作者们建立了一个神经母细胞瘤（SH-SY5Y）细胞系，其中细胞骨架蛋白异常磷酸化，由于奥克迪酸（OA）显著抑制蛋白磷酸酶活性，导致微管破坏。奥克迪酸诱导的细胞活性和线粒体代谢活动的下降被褪黑素显著预防。此外，由OA诱导的神经丝（NF-）H/M亚单位的过磷酸化/积累以及微管的破坏被褪黑素显著抑制。

/The authors/ generated a neuroblastoma (SH-SY5Y) cell system in which cytoskeletal proteins are abnormally phosphorylated resulting in microtubule disruption due to the marked inhibition of protein phosphatase activities by okadaic acid (OA). OA-induced declines in cell viability and mitochondrial metabolic activity were remarkably prevented by melatonin. In addition, the hyperphosphorylation/accumulation of neurofilament-(NF-) H/M subunits and the disruption of microtubules, induced by OA, were significantly inhibited by melatonin.

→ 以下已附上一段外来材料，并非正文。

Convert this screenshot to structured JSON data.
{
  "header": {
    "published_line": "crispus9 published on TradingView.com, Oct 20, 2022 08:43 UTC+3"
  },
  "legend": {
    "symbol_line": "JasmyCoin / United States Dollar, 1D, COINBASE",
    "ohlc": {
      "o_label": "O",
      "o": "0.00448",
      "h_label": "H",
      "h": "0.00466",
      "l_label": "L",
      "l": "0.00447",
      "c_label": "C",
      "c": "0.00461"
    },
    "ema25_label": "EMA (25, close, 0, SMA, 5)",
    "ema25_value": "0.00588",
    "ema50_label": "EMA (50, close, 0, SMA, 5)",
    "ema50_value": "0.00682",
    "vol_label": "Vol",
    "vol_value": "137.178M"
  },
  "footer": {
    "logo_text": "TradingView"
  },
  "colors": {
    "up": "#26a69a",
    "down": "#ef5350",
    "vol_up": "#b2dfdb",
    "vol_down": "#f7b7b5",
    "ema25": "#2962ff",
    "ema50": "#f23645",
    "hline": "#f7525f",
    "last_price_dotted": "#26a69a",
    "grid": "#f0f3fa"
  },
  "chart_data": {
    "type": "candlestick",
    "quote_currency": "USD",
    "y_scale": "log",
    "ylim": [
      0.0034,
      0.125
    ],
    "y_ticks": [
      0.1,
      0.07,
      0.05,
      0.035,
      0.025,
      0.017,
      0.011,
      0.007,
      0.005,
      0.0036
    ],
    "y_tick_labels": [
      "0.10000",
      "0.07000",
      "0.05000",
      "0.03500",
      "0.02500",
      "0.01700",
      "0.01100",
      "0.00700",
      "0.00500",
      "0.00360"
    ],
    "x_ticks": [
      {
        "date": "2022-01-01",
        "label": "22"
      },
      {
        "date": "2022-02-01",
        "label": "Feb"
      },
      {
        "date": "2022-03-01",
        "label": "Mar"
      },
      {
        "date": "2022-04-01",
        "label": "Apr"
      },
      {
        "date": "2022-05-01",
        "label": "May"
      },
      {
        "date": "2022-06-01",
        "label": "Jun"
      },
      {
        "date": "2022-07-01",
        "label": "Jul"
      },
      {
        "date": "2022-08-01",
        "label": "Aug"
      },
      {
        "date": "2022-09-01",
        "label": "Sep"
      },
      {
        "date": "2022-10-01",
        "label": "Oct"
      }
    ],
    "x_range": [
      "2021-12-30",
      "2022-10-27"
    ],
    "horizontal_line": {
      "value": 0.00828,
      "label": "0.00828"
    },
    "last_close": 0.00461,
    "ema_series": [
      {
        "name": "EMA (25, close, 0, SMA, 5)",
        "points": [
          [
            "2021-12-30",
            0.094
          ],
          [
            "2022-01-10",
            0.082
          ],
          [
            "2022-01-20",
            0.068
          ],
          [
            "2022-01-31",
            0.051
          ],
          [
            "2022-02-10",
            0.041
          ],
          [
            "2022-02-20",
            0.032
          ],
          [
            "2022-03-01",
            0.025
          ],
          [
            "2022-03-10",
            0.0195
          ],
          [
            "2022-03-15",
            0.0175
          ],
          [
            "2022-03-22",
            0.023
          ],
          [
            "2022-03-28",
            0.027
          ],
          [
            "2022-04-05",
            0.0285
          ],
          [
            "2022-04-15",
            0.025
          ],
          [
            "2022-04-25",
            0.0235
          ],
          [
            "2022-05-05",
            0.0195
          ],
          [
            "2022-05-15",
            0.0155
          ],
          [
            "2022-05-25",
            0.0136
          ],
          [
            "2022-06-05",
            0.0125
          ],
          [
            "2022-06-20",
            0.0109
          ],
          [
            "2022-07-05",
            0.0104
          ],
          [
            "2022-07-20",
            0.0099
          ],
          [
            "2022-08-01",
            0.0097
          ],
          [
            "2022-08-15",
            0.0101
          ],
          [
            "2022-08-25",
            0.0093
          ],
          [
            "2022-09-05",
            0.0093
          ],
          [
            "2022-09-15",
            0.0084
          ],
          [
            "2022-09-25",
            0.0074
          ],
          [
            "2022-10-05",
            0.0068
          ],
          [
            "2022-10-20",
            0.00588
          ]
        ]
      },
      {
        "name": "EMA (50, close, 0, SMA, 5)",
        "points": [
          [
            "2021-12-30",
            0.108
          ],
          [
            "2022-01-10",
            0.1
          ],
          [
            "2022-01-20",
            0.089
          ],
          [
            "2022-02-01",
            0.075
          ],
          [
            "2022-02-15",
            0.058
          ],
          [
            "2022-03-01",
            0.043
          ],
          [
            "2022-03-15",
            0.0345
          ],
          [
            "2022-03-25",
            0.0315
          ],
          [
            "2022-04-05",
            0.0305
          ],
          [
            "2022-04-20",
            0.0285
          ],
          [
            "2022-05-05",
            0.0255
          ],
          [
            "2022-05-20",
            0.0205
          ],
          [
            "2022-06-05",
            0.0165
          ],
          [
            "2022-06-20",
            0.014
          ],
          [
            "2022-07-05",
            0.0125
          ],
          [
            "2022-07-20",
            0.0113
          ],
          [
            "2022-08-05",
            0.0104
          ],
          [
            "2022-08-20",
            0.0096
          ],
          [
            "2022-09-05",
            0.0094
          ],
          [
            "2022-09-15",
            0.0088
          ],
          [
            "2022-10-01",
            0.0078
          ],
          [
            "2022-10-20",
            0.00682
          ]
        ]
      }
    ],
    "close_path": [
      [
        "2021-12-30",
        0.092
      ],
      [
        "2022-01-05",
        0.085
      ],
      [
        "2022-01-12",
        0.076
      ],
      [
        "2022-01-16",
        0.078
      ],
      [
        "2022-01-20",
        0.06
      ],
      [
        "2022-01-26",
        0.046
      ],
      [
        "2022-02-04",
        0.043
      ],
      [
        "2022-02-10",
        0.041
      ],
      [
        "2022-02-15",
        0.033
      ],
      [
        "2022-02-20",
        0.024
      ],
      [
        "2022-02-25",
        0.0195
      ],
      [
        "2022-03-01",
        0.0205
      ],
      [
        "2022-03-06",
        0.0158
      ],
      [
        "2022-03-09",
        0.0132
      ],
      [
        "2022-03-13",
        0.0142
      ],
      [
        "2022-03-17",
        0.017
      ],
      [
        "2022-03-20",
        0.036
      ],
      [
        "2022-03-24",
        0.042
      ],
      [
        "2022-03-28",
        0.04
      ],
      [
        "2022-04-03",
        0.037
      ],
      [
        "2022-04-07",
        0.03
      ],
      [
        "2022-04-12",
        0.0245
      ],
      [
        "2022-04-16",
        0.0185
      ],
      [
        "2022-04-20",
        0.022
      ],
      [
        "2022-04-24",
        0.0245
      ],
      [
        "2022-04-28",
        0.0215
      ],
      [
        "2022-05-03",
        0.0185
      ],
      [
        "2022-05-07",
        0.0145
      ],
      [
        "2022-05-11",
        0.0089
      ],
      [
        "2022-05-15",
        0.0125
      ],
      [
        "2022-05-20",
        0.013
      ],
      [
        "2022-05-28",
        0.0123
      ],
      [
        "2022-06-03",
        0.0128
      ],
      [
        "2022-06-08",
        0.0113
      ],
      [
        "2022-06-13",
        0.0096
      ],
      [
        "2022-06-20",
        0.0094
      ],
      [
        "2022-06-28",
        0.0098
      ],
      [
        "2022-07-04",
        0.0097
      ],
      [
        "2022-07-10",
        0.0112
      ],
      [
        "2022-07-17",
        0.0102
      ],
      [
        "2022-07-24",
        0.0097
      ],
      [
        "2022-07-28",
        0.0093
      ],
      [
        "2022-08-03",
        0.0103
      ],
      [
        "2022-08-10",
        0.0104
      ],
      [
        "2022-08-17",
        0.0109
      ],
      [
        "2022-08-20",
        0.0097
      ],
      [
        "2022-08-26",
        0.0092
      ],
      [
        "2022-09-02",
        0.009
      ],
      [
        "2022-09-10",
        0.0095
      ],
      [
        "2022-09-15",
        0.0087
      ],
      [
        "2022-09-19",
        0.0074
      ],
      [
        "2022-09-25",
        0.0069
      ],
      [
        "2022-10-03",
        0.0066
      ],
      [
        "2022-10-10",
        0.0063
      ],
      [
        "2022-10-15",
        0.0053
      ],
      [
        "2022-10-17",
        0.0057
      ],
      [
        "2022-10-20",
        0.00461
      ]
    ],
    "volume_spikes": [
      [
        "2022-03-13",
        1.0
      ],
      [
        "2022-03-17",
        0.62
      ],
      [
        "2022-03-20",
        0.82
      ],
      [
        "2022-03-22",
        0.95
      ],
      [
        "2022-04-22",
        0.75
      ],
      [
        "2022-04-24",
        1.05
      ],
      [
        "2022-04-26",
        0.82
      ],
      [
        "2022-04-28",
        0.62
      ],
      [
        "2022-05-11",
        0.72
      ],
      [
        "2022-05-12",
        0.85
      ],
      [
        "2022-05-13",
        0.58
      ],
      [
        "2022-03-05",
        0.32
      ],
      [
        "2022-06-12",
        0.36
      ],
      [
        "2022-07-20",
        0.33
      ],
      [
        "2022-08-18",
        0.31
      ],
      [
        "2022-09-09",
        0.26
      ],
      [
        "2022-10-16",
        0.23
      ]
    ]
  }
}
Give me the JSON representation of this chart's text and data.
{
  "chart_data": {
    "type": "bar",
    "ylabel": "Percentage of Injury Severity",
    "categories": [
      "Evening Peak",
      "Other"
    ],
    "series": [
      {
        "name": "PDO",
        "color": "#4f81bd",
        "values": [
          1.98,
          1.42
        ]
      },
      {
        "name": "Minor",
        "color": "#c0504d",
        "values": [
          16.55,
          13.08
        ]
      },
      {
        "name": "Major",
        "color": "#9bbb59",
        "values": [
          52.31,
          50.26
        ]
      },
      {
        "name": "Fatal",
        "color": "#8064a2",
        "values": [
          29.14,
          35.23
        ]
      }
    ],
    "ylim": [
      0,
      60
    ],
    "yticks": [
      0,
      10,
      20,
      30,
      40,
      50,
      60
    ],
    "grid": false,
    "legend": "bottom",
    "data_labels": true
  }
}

来源:Hazardous Substances Data Bank (HSDB)

毒理性

• 相互作用

在大鼠清醒状态下，向海马内微量注射奥卡酸（一种强大的蛋白磷酸酶1和2A的抑制剂），在大约20分钟内引起强烈的脑电图和行为上的边缘型癫痫发作，这些发作可以通过系统性给予NMDA受体拮抗剂（+）-5-甲基-10,11-二氢-5H-二苯并-[a,d]环庚烯-5,10-亚胺氢雄酸盐以及通过海马内注射1-(5-异喹啉磺酰基)-2-甲基哌嗪（一种蛋白激酶抑制剂）来抑制。

In awake rats the microinjection into the hippocampus of okadaic acid, a potent inhibitor of protein phosphatases 1 and 2A, induces in about 20 min intense electroencephalographic and behavioral limbic-type seizures, which are suppressed by the systemic administration of the NMDA receptor antagonist (+)-5-methyl-10,11-dihydro-5H-dibenzo-[a,d]cyclohepten-5,10-imine hydrogen maleate and by the intrahippocampal administration of 1-(5-isoquinolinesulfonyl)-2-methylpiperazine, an inhibitor of protein kinases.

来源:Hazardous Substances Data Bank (HSDB)

毒理性

• 相互作用

奥卡地酸（OA）是一种海洋毒素，也是一种肿瘤促进剂和凋亡诱导剂。它主要抑制蛋白磷酸酶、蛋白质合成并增强脂质过氧化。Caco-2细胞分别仅用OA（15 ng/mL）或镉（Cd）（0.625和5 μg/mL）处理24小时后，蛋白质合成受到抑制（分别降低了42 +/- 5%，18 +/- 13%，和90 +/- 4%），而丙二醛（MDA）的产生量分别为2,235 +/- 129，1,710 +/- 20，和11,496 +/- 1,624 pmol/mg蛋白质。此外，每种有毒物质都在DNA中诱导了碱基修饰；氧化碱基和甲基化dC的增加。OA和镉的组合更具细胞毒性，并引起了更多的DNA碱基修饰；m(5)dC/(m(5)dC + dC)的比例从3 +/- 0.15增加到9 +/- 0.15，而8-(OH)-dG/10(5)dG的比例也增加了（从36 +/- 2到76 +/- 6）。OA和Cd的组合还增加了MDA的水平（16,874 +/- 2,189 pmol/mg蛋白质）。当前结果强烈表明，由这两种有毒物质诱导的氧化应激导致的DNA损伤可能通过表观遗传过程显著增加其致癌性。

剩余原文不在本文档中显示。